Not in a dramatic way.
Just this quiet heaviness like I was always doing, but not really becoming.
Then one night, while journaling, I scribbled three words at the top of the page:
Start. Stop. Continue.
I didn’t plan it.
It just came out.
And it turned into one of the simplest ways I check in with myself.
Start: the small things I’ve been avoiding
Not the big goals.
Not the “new year, new me” type stuff.
Just the quiet nudges I keep ignoring.
The little things I say I’ll do someday… but never actually start.
Like:
- drinking water before coffee
- opening the window in the morning
- calling my brother back
They seem small, but starting even one of them makes the day feel different.
Stop: the habits that pull me off track
This one hurts sometimes.
Because it asks me to look honestly at what’s not helping anymore.
Not out of guilt — but out of care.
Last month, I wrote:
Stop staying up late just because the day didn’t feel enough.
That one hit hard.
Because I realized I was punishing myself with exhaustion.
Stopping things takes courage.
But it creates space for better stuff.
Continue: the good I forget to notice
This part always brings me back.
We’re so used to chasing what’s next that we miss what’s already working.
And some things are — even if we don’t give them enough credit.
Like:
- slow breakfasts without screens
- evening walks with no destination
- writing one honest line in my notebook each night
These are the quiet wins.
The things that keep me grounded when life gets loud.
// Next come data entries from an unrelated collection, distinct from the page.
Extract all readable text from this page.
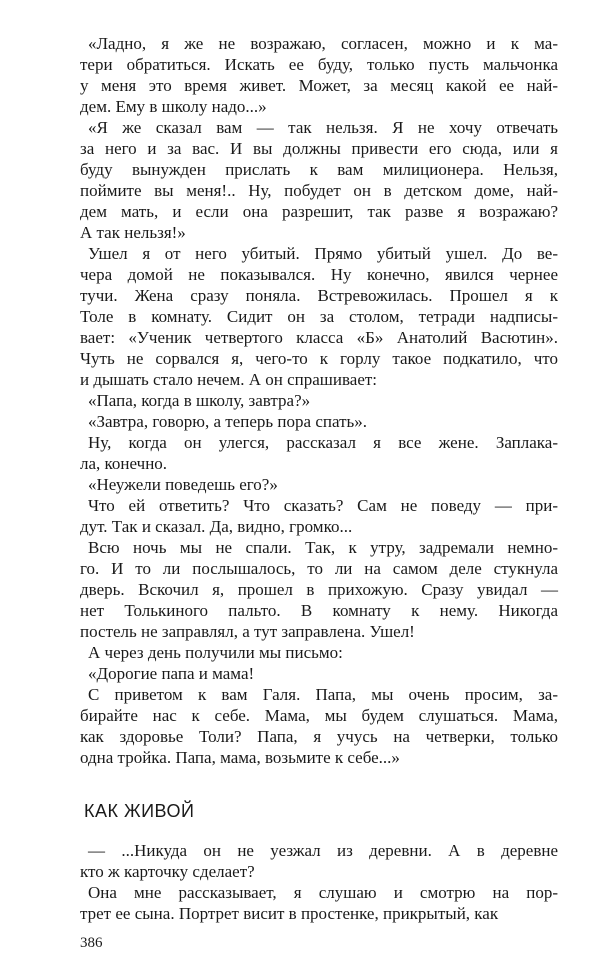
«Ладно, я же не возражаю, согласен, можно и к ма-
тери обратиться. Искать ее буду, только пусть мальчонка
у меня это время живет. Может, за месяц какой ее най-
дем. Ему в школу надо...»
«Я же сказал вам — так нельзя. Я не хочу отвечать
за него и за вас. И вы должны привести его сюда, или я
буду вынужден прислать к вам милиционера. Нельзя,
поймите вы меня!.. Ну, побудет он в детском доме, най-
дем мать, и если она разрешит, так разве я возражаю?
А так нельзя!»
Ушел я от него убитый. Прямо убитый ушел. До ве-
чера домой не показывался. Ну конечно, явился чернее
тучи. Жена сразу поняла. Встревожилась. Прошел я к
Толе в комнату. Сидит он за столом, тетради надписы-
вает: «Ученик четвертого класса «Б» Анатолий Васютин».
Чуть не сорвался я, чего-то к горлу такое подкатило, что
и дышать стало нечем. А он спрашивает:
«Папа, когда в школу, завтра?»
«Завтра, говорю, а теперь пора спать».
Ну, когда он улегся, рассказал я все жене. Заплака-
ла, конечно.
«Неужели поведешь его?»
Что ей ответить? Что сказать? Сам не поведу — при-
дут. Так и сказал. Да, видно, громко...
Всю ночь мы не спали. Так, к утру, задремали немно-
го. И то ли послышалось, то ли на самом деле стукнула
дверь. Вскочил я, прошел в прихожую. Сразу увидал —
нет Толькиного пальто. В комнату к нему. Никогда
постель не заправлял, а тут заправлена. Ушел!
А через день получили мы письмо:
«Дорогие папа и мама!
С приветом к вам Галя. Папа, мы очень просим, за-
бирайте нас к себе. Мама, мы будем слушаться. Мама,
как здоровье Толи? Папа, я учусь на четверки, только
одна тройка. Папа, мама, возьмите к себе...»
КАК ЖИВОЙ
— ...Никуда он не уезжал из деревни. А в деревне
кто ж карточку сделает?
Она мне рассказывает, я слушаю и смотрю на пор-
трет ее сына. Портрет висит в простенке, прикрытый, как
386
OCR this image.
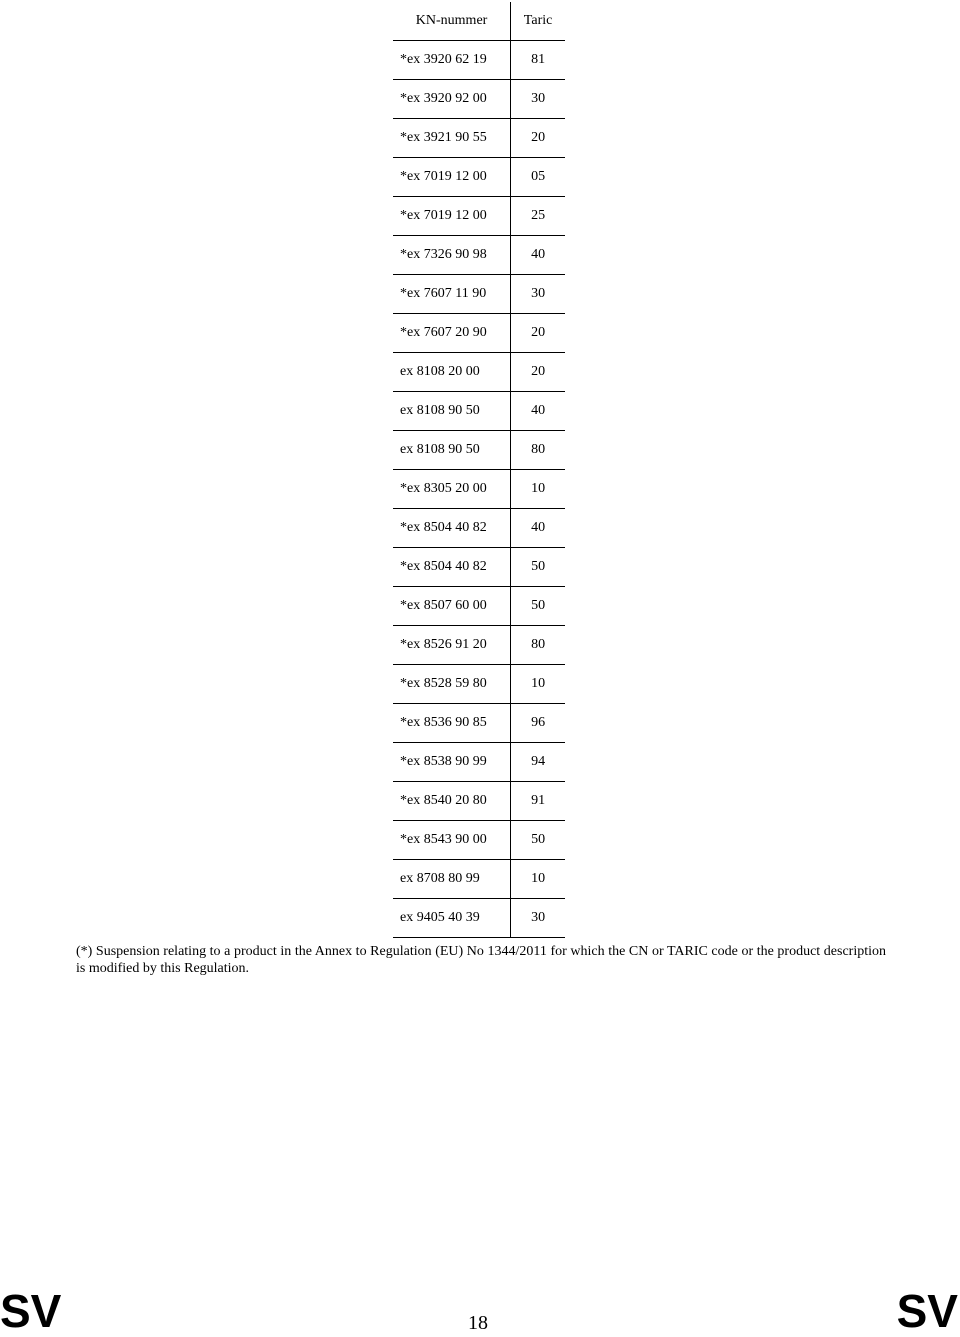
KN-nummer	Taric
*ex 3920 62 19	81
*ex 3920 92 00	30
*ex 3921 90 55	20
*ex 7019 12 00	05
*ex 7019 12 00	25
*ex 7326 90 98	40
*ex 7607 11 90	30
*ex 7607 20 90	20
ex 8108 20 00	20
ex 8108 90 50	40
ex 8108 90 50	80
*ex 8305 20 00	10
*ex 8504 40 82	40
*ex 8504 40 82	50
*ex 8507 60 00	50
*ex 8526 91 20	80
*ex 8528 59 80	10
*ex 8536 90 85	96
*ex 8538 90 99	94
*ex 8540 20 80	91
*ex 8543 90 00	50
ex 8708 80 99	10
ex 9405 40 39	30
(*) Suspension relating to a product in the Annex to Regulation (EU) No 1344/2011 for which the CN or TARIC code or the product description is modified by this Regulation.
SV	18	SV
Why I still use this every week
I don’t follow a perfect routine.
Some weeks are messy.
Some weeks, I forget.
But whenever I do this check-in —
even if it's scribbled on a crumpled page —
I feel more like myself again.
It’s not about goals.
It’s about clarity.
One question to end with
What’s one thing you want to start, stop, and continue this week?
Write it down. Say it out loud. Whisper it, even.
But don’t ignore it.
Your future self is already listening.